BY KATHLEEN MOORE Gazette Reporter

    City Engineer Bernie Sisson walked off the job last week, announcing his immediate retirement just as the city begins five multimillion-dollar construction projects.
    No one would say why Sisson left so suddenly, but Mayor Brian U. Stratton criticized his timing, which will likely require the city to pay much more than Sisson’s salary to hire consultants for this year’s work.
    “It’s not a good time,” Stratton said. “I don’t think there’s ever a good time, but certainly if we didn’t have so much going on, it wouldn’t be as much of an obstacle.”
    Attempts to reach Sisson were unsuccessful.
    Commissioner of General Services Carl Olsen has been warning the city for years that Sisson might retire. In late 2007, he asked the City Council to give Sisson a $9,000 raise to convince him to stay. The city gave him a $5,000 raise in the 2008 budget, but Olsen said that wouldn’t be enough.
    In the 2009 budget, the council gave Sisson another raise, this time $6,000. That upped his salary to $93,600.
    Now the city is actively looking for a new engineer, Stratton said. The job has not yet been listed on the city’s Web site, and Olsen warned that finding a replacement for Sisson might be a difficult task.
    In his 2007 appeal for Sisson’s raise, he said no one would take the city job at its then-salary of $81,000.
    “Before Bernie came, we had a very hard time getting someone to take that job,” he said. “He does water, sewer, construction and design.

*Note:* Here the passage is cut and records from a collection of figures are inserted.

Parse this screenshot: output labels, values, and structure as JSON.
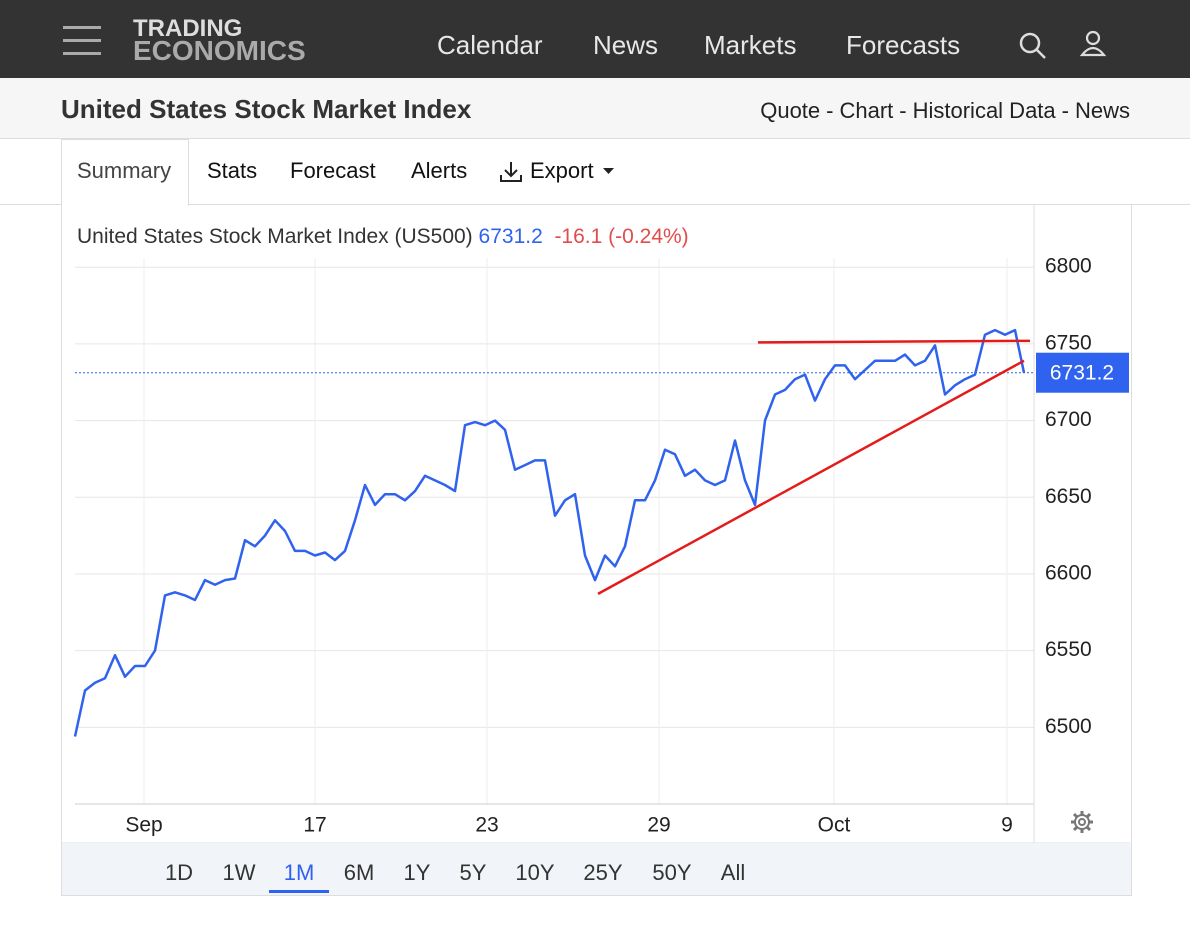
{
  "header": {
    "logo": [
      "TRADING",
      "ECONOMICS"
    ],
    "nav": [
      "Calendar",
      "News",
      "Markets",
      "Forecasts"
    ]
  },
  "subheader": {
    "title": "United States Stock Market Index",
    "links": [
      "Quote",
      "Chart",
      "Historical Data",
      "News"
    ],
    "separator": "-"
  },
  "tabs": [
    "Summary",
    "Stats",
    "Forecast",
    "Alerts",
    "Export"
  ],
  "chart_data": {
    "type": "line",
    "title": "United States Stock Market Index (US500)",
    "change": "-16.1",
    "change_pct": "(-0.24%)",
    "x": [
      0,
      1,
      2,
      3,
      4,
      5,
      6,
      7,
      8,
      9,
      10,
      11,
      12,
      13,
      14,
      15,
      16,
      17,
      18,
      19,
      20,
      21,
      22,
      23,
      24,
      25,
      26,
      27,
      28,
      29,
      30,
      31,
      32,
      33,
      34,
      35,
      36,
      37,
      38,
      39,
      40,
      41,
      42,
      43,
      44,
      45,
      46,
      47,
      48,
      49,
      50,
      51,
      52,
      53,
      54,
      55,
      56,
      57,
      58,
      59,
      60,
      61,
      62,
      63,
      64,
      65,
      66,
      67,
      68,
      69,
      70,
      71,
      72,
      73,
      74,
      75,
      76,
      77,
      78,
      79,
      80,
      81,
      82,
      83,
      84,
      85,
      86,
      87,
      88,
      89,
      90,
      91,
      92,
      93,
      94,
      94.9
    ],
    "series": [
      {
        "name": "US500",
        "color": "#2f62ee",
        "values": [
          6494,
          6524,
          6529,
          6532,
          6547,
          6533,
          6540,
          6540,
          6550,
          6586,
          6588,
          6586,
          6583,
          6596,
          6593,
          6596,
          6597,
          6622,
          6618,
          6625,
          6635,
          6628,
          6615,
          6615,
          6612,
          6614,
          6609,
          6615,
          6635,
          6658,
          6645,
          6652,
          6652,
          6648,
          6654,
          6664,
          6661,
          6658,
          6654,
          6697,
          6699,
          6697,
          6700,
          6694,
          6668,
          6671,
          6674,
          6674,
          6638,
          6648,
          6652,
          6612,
          6596,
          6612,
          6605,
          6618,
          6648,
          6648,
          6661,
          6681,
          6678,
          6664,
          6668,
          6661,
          6658,
          6661,
          6687,
          6661,
          6645,
          6700,
          6717,
          6720,
          6727,
          6730,
          6713,
          6727,
          6736,
          6736,
          6727,
          6733,
          6739,
          6739,
          6739,
          6743,
          6736,
          6739,
          6749,
          6717,
          6723,
          6727,
          6730,
          6756,
          6759,
          6756,
          6759,
          6731.2
        ]
      }
    ],
    "trendlines": [
      {
        "color": "#e41b1b",
        "x": [
          68.3,
          95.5
        ],
        "values": [
          6751,
          6752
        ]
      },
      {
        "color": "#e41b1b",
        "x": [
          52.3,
          94.9
        ],
        "values": [
          6587,
          6739
        ]
      }
    ],
    "xlim": [
      0,
      95.9
    ],
    "ylim": [
      6450,
      6806
    ],
    "xticks": [
      {
        "value": 6.9,
        "label": "Sep"
      },
      {
        "value": 24,
        "label": "17"
      },
      {
        "value": 41.2,
        "label": "23"
      },
      {
        "value": 58.4,
        "label": "29"
      },
      {
        "value": 75.9,
        "label": "Oct"
      },
      {
        "value": 93.2,
        "label": "9"
      }
    ],
    "yticks": [
      6500,
      6550,
      6600,
      6650,
      6700,
      6750,
      6800
    ],
    "grid": true
  },
  "ranges": [
    "1D",
    "1W",
    "1M",
    "6M",
    "1Y",
    "5Y",
    "10Y",
    "25Y",
    "50Y",
    "All"
  ],
  "active_range": "1M"
}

If you compare that to other municipalities of this size, they usually have one [professional engineer] for each of those.”
    But after Sisson retired, Olsen said the engineer had good timing in one respect — he left during a recession in which the area has record-high unemployment.
    “Good people are hard to find, but they’re there. It’s good benefits, good job, there’s a recession — we’ll find somebody,” Olsen said.
    Until then, the city may have to hire outside help. That could prove costly. Professional engineers are paid roughly $150 an hour for contract work. Through salary, Sisson was paid about $51 an hour.
    Sisson also saved the city millions through his innovative designs, which often allowed the city to make critical repairs to its sewer and water systems without going over budget.
    A year ago, Sisson found a way to clean the Front Street sewer for just $400,000, when the lowest bidder had offered to do the job for $1.7 million. He researched the complicated cleaning task and found that the city could rent new technology to do the job.
    “Bernie found the technology down in Texas and saved us a ton of money,” Olsen said. “He did wonderful things for the city.”
    Stratton agreed, saying that Sisson was “committed and passionate.”
    He added that Sisson’s departure won’t hurt the many projects planned for this year, including the start of the $20.3 million Bureau of Services project on Foster Avenue, the final design of the $14 million Erie Boulevard streetscape, the rebuilding of the train station, the addition of a second rail line and the bus rapid transit project on State Street.
    “I’m confident we will have all the engineering support that we need to move forward with all the projects,” Stratton said. “It’s a critical position and we have many projects under way. It’s an active time.”
    Longtime City Clerk Carolyn Friello is also retiring this year, although her retirement has been planned for some time. Friello, 65, had intended to retire last year but decided it would be too painful to leave the city’s political hub.
    “I’d have to sit at home, read the stories and know that I had been part of that,” she said. “I didn’t know what I was going to do with myself. This job has been my life.”
    Friello has been city clerk since 1989.